Barclays has handed the job of restoring its tarnished reputation to an insider as another scandal threatened to engulf the UK bank.
Antony Jenkins, who has been retail and banking boss since 2009, vowed to overhaul the bank after being named as immediate successor to Bob Diamond, who left the lender in the wake of revelations over rate-rigging.
The 51-year-old's appointment came just hours after it emerged that the Serious Fraud Office (SFO) was investigating payments made between the bank and Middle East investors Qatar Holding at the height of the financial crisis.
Mr Jenkins will earn a package worth a potential £8.6 million a year to lead the bank through one of the toughest periods in its history. He said Barclays had made "serious mistakes in recent years" and will begin a review of the bank's entire operations.
Mr Jenkins added that Barclays had "clearly failed to keep pace with our stakeholders' expectations". "We have an obligation to all of those stakeholders - customers, clients, shareholders, colleagues and broader society - and a unique opportunity to restore Barclays' reputation by making it the 'go to' bank in all of our chosen markets," he said.

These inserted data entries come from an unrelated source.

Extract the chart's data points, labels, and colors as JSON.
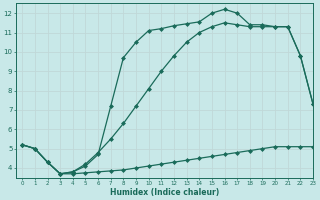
{
  "title": "",
  "xlabel": "Humidex (Indice chaleur)",
  "ylabel": "",
  "bg_color": "#c8e8e8",
  "grid_color": "#c0d8d8",
  "line_color": "#1a6b5a",
  "xlim": [
    -0.5,
    23
  ],
  "ylim": [
    3.5,
    12.5
  ],
  "xticks": [
    0,
    1,
    2,
    3,
    4,
    5,
    6,
    7,
    8,
    9,
    10,
    11,
    12,
    13,
    14,
    15,
    16,
    17,
    18,
    19,
    20,
    21,
    22,
    23
  ],
  "yticks": [
    4,
    5,
    6,
    7,
    8,
    9,
    10,
    11,
    12
  ],
  "line1_x": [
    0,
    1,
    2,
    3,
    4,
    5,
    6,
    7,
    8,
    9,
    10,
    11,
    12,
    13,
    14,
    15,
    16,
    17,
    18,
    19,
    20,
    21,
    22,
    23
  ],
  "line1_y": [
    5.2,
    5.0,
    4.3,
    3.7,
    3.7,
    3.75,
    3.8,
    3.85,
    3.9,
    4.0,
    4.1,
    4.2,
    4.3,
    4.4,
    4.5,
    4.6,
    4.7,
    4.8,
    4.9,
    5.0,
    5.1,
    5.1,
    5.1,
    5.1
  ],
  "line2_x": [
    0,
    1,
    2,
    3,
    4,
    5,
    6,
    7,
    8,
    9,
    10,
    11,
    12,
    13,
    14,
    15,
    16,
    17,
    18,
    19,
    20,
    21,
    22,
    23
  ],
  "line2_y": [
    5.2,
    5.0,
    4.3,
    3.7,
    3.8,
    4.2,
    4.8,
    5.5,
    6.3,
    7.2,
    8.1,
    9.0,
    9.8,
    10.5,
    11.0,
    11.3,
    11.5,
    11.4,
    11.3,
    11.3,
    11.3,
    11.3,
    9.8,
    7.3
  ],
  "line3_x": [
    0,
    1,
    2,
    3,
    4,
    5,
    6,
    7,
    8,
    9,
    10,
    11,
    12,
    13,
    14,
    15,
    16,
    17,
    18,
    19,
    20,
    21,
    22,
    23
  ],
  "line3_y": [
    5.2,
    5.0,
    4.3,
    3.7,
    3.8,
    4.1,
    4.7,
    7.2,
    9.7,
    10.5,
    11.1,
    11.2,
    11.35,
    11.45,
    11.55,
    12.0,
    12.2,
    12.0,
    11.4,
    11.4,
    11.3,
    11.3,
    9.8,
    7.3
  ]
}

His appointment comes at a crucial time for Barclays, with Wednesday night's news of the SFO probe coming as the bank is still reeling from its interbank rate-fixing scandal. The SFO is investigating payments made to Qatar Holding, which it tapped for funds at the height of the financial crisis. Qatar Holding - part of sovereign wealth fund Qatar Investment Authority - invested around £4.5 billion on behalf of the Qataris as part of emergency fundraising in 2008.
Barclays raised nearly £11 billion at the time, which effectively allowed the bank to avoid following in the footsteps of Lloyds and Royal Bank of Scotland by taking a state bailout. The SFO investigation follows news last month of a similar probe by the Financial Services Authority (FSA).
Whereas the FSA's investigation was centred on four present and past senior staff, including finance director Chris Lucas, the SFO's probe is currently not thought to be focusing on any individuals.
It is thought that Mr Jenkins's appointment will help the bank to move on from its scandals, but the decision to appoint a retail banker at the helm has raised questions over the future of Barclays' investment banking business. Some experts believe his appointment signals a return to its retail banking roots, although Barclays was keen to stress that its new boss is committed to the "universal" banking model.
Mr Jenkins marks a clean sweep at the top following the Libor-rigging scandal, which claimed the scalp of Mr Diamond and is also leading to the departure of chairman Marcus Agius - to be replaced by Sir David Walker in November. Sir David, who has helped with the search for Mr Diamond's successor, said: "The field of shortlisted candidates that I met was very strong, and it was clear that Antony was the outstanding choice."